Long-term and permanent nulliparity (/ˌnʌlᵻˈpærᵻti/) are risk factors for breast cancer. For instance, a meta-analysis, published in 1990, of eight population-based studies in the Nordic countries found that never giving birth was associated with a 30% increase in the risk of breast cancer compared with females who have given birth, and for every two births, the risk was reduced by about 16%. Females having their first birth after the age of 35 years had a 40% increased risk compared to those with a first birth before the age of 20 years.

==Parity in biology==
In agriculture, parity in biology is a factor in productivity in domestic animals kept for milk production. Animals that have given birth once are described as "primiparous"; those that have given birth more than once are described as "pluriparous". Those that have given birth twice may also be described as "secondiparous", in which case "pluriparous" is applied to those that have given birth three times or more.

==Recording systems==
Several systems are incorporated into a female's obstetric history to record the number of past pregnancies and pregnancies carried to a viable age. These include:
- The gravida/para/abortus (GPA) system, or sometimes just gravida/para (GP), is one such shorthand. For example, the obstetric history of a female who has had two pregnancies (both of which resulted in live births) would be noted as G_{2}P_{2}. The obstetric history of a female who has had four pregnancies, one of which was a miscarriage before 20 weeks, would be noted in the GPA system as G_{4}P_{3}A_{1} and in the GP system as G_{4}P_{3}. The obstetric history of a female who has had one pregnancy of twins with successful outcomes would be noted as G_{1}P_{1+1}.
- TPAL is one of the methods to provide a quick overview of a person's obstetric history. In TPAL, the T refers to term births (after 37 weeks' gestation), the P refers to premature births, the A refers to abortions, and the L refers to living children. When reported, the "abortions" number refers to the total number of spontaneous or induced abortions and miscarriages, including ectopic pregnancies, before 20 weeks. If a fetus is aborted after 20 weeks, spontaneously or electively, then it is counted as a premature birth, and P will increase, but L will not. The TPAL is described by numbers separated by hyphens. Multiple births (twins, triplets, and higher multiples) count as one pregnancy (gravidity) and as one birth. For example, a pregnant female who carried one pregnancy to term with a surviving infant, carried one pregnancy to 35 weeks with surviving twins, carried one pregnancy to 9 weeks as an ectopic (tubal) pregnancy, and has three living children would have a TPAL annotation of T1, P2, A1, L3. This could also be written as 1-2-1-3.
- The term GTPAL is used when the TPAL is prefixed with gravidity, and GTPALM when GTPAL is followed by a number of multiple pregnancies. For example, the gravidity and parity of a female who has given birth at term once and has had one miscarriage at 12 weeks would be recorded as G2 T1 P0 A1 L1. This notation is not standardized and can lead to misinterpretations.

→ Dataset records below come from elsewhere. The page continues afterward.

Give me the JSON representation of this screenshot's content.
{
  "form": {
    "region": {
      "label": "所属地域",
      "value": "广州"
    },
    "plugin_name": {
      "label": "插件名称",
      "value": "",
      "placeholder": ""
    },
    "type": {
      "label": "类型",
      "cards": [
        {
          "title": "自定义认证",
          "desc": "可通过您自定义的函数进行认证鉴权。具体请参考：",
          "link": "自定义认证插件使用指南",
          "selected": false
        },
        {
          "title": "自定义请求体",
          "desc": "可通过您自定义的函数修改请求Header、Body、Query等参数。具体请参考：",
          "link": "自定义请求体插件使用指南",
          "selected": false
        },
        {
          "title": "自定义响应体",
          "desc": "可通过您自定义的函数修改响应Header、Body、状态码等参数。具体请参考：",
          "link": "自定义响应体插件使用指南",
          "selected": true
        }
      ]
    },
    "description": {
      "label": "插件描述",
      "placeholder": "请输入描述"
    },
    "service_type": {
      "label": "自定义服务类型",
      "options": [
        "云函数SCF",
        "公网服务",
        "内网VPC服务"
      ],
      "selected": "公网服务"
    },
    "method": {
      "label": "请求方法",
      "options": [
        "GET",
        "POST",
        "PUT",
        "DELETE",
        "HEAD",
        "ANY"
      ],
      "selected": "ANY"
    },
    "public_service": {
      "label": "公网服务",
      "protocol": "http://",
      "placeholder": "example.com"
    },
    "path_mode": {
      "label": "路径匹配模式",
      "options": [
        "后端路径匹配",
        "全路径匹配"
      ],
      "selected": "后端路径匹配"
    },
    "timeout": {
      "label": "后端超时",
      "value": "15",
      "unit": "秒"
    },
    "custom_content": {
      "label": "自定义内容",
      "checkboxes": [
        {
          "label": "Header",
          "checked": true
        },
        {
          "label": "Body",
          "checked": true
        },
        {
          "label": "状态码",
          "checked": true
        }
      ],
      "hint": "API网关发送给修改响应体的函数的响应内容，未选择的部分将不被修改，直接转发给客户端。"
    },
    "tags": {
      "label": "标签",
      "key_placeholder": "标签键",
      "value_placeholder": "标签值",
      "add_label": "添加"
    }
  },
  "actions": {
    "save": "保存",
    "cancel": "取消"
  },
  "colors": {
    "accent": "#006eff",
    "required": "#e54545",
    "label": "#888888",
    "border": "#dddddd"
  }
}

Though similar, GPA should not be confused with the TPAL system, the latter of which may be used to provide information about the number of miscarriages, preterm births, and live births by dropping the "A" from "GPA" and including four separate numbers after the "P", as in G_{5}P_{3114}. This TPAL form indicates five pregnancies, with three term births, one preterm birth, one induced abortion or miscarriage, and four living children.

Some established journals have used the GTPAL system, ignoring "T", and even rearranging the letters within the remaining combination [this effectively reduces it to the GPLA system. For instance G3P1L1A1]. Thus, individual choices of authors also seem to matter, which recognized journals often ignore.

==Criticism==

In obstetrics, the term can lead to some ambiguity for events occurring between 20 and 24 weeks, and for multiple pregnancies.